Unions say more than 20,000 jobs on the UK’s railways could be lost as a result of the government’s reforms to the industry. (Pictured: RMT members distributed thousands of leaflets at stations across the UK this morning) It comes as a coalition of uni …


Unions say more than 20,000 jobs on the UK’s railways could be lost as a result of the government’s reforms to the industry.

(Pictured: RMT members distributed thousands of leaflets at stations across the UK this morning)

It comes as a coalition of unions and public transport lobby groups are launching an Action for Rail campaign.

As part of its plans for the future of the rail industry, the government is asking train operating companies and Network Rail to outline how they will make cost reductions in line with the recommendations of the Rail Value for Money review led by Sir Roy McNulty.

More than a quarter of these savings – £260m a year – will come through staffing cuts.

According to the McNulty Review, this could lead to around 20,800 job losses, including rail guards, staff in ticket offices and on station platforms, catering staff and workers in maintenance and signalling.

However, the unions say surveys consistently suggest that a lack of staffing is one of the key concerns of rail passengers, and more than 10,000 commuters and train users have so far registered their opposition to staff cuts in response to union campaigns.

The McNulty Review calls for the closure of 750 Category E (or small-staffed) station booking offices around the UK.
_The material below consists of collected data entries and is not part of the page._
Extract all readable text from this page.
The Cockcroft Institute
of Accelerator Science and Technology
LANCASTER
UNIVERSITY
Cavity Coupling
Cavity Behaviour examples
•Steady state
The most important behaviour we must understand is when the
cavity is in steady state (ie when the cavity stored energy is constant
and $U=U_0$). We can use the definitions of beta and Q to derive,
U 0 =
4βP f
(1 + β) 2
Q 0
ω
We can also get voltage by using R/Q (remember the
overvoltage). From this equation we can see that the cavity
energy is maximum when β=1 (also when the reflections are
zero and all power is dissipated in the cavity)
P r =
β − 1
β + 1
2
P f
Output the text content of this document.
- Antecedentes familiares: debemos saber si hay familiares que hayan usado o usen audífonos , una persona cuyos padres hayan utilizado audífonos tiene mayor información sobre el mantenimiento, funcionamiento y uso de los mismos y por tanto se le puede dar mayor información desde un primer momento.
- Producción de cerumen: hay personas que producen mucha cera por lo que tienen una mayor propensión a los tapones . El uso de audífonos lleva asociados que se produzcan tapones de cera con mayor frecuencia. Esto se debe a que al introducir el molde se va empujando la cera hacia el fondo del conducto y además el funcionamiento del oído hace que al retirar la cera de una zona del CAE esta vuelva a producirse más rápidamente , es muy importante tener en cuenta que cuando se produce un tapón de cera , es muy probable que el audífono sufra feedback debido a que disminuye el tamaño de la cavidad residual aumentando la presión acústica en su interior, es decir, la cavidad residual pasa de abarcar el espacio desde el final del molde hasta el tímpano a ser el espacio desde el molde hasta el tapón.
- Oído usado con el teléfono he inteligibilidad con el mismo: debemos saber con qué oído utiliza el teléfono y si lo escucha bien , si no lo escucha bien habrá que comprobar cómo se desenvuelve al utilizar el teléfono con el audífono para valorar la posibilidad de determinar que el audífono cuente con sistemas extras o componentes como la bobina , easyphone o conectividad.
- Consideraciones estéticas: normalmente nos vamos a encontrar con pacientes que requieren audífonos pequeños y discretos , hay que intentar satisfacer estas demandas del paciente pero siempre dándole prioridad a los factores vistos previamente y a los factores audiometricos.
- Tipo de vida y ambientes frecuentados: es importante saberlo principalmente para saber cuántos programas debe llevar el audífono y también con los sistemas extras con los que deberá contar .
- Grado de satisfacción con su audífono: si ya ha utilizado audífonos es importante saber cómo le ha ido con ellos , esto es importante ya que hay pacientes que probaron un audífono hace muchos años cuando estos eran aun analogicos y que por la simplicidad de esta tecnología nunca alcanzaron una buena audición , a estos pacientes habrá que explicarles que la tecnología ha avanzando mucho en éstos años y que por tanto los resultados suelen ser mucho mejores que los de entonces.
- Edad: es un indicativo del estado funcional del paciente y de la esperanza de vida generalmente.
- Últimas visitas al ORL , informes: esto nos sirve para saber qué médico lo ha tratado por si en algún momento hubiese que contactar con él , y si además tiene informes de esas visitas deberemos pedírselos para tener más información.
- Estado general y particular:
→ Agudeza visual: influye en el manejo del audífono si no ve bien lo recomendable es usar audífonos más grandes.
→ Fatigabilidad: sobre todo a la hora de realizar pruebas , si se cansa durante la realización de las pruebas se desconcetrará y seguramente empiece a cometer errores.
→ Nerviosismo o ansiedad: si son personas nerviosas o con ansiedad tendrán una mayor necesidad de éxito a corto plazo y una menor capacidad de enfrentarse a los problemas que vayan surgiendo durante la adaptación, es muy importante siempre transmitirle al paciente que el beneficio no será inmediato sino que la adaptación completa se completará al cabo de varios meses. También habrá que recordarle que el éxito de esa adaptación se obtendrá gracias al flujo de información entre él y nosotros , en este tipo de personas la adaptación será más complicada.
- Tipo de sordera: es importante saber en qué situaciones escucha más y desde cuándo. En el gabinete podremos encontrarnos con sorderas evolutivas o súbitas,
Leaked Department for Transport emails indicate that agreement has already been reached with one train operator, London Midland, to completely close or severely reduce opening hours at ticket offices at 86 of its 90 stations, leaving many deserted at all hours and leading to the loss of around 100 staff.

These cuts will go ahead in the face of opposition from 18,000 London Midland passengers who responded to a public consultation petition against the closures, as well as the West Midlands integrated transport authority, Centro.

This week the TUC, ASLEF, RMT, TSSA and Unite are launching an Action for Rail campaign which will bring passengers, campaigners and unions together to register their opposition to the government’s proposals.

More than 100 Labour and Liberal Democrat MPs have already signed a motion in Parliament registering their concerns, including two former leaders of the Lib Dems, Charles Kennedy and Menzies Campbell.

Under the new government plans, TOCs will be provided with longer franchises of up to 15 years and will be given much greater freedom over fare setting and train schedules.

Unions and campaigners fear this will lead to closure and reductions of unprofitable services in rural areas.

TUC Deputy General Secretary Frances O’Grady said: “The government vision of a rail industry with deserted stations, closed ticket offices and trains with no staff is one that appeals to train operators seeking to cut costs and maximise profits – but train passengers are appalled.

“The public wants the help, reassurance and safety that rail staff provide, which is why so many passengers have responded to our campaign and have expressed their anger at the plans to cull the rail industry workforce.”

ASLEF General Secretary Mick Whelan said: “In Victorian times we had three classes of coaches on the railways – first, second and third.

“These government proposals would make the whole railway third class.

“Ministers need to get out of their limos and find out what rail passengers want.

”RMT General Secretary Bob Crow said: “This government, using the McNulty Rail Review as cover, is hell-bent on a policy of vandalising and de-staffing the railways regardless of the consequences for both staff and the travelling public.

“RMT has already exposed the fact that London Midland, the trail-blazer for these policies, stands to pocket millions of pounds in additional profits from its ticket office closure programme while passengers are left to take their chances in a criminals’ paradise.

“The joint union and passenger fight against these profit-driven plans is a fight for the very future of a safe and affordable rail network in Britain.”

TSSA General Secretary Manuel Cortes said: “McNulty will mean a third class rail network paid for with eye watering year on year fare rises.

“For implementing these cuts, ministers will reward the private operators with inflation plus annual fare rises over new 15 year franchises. It is a licence to print money.”

Unite National Officer Julia Long said: “Rail companies are making millions but they are being told to sack staff and cut services by the government so they can reduce subsidies.

“The rolling stock leasing companies who own all the trains and carriages have not invested in new train building, leaving overcrowded trains and a struggling train manufacturing industry.

“Customers are being fleeced while hard-pressed rail workers are being made scapegoats.”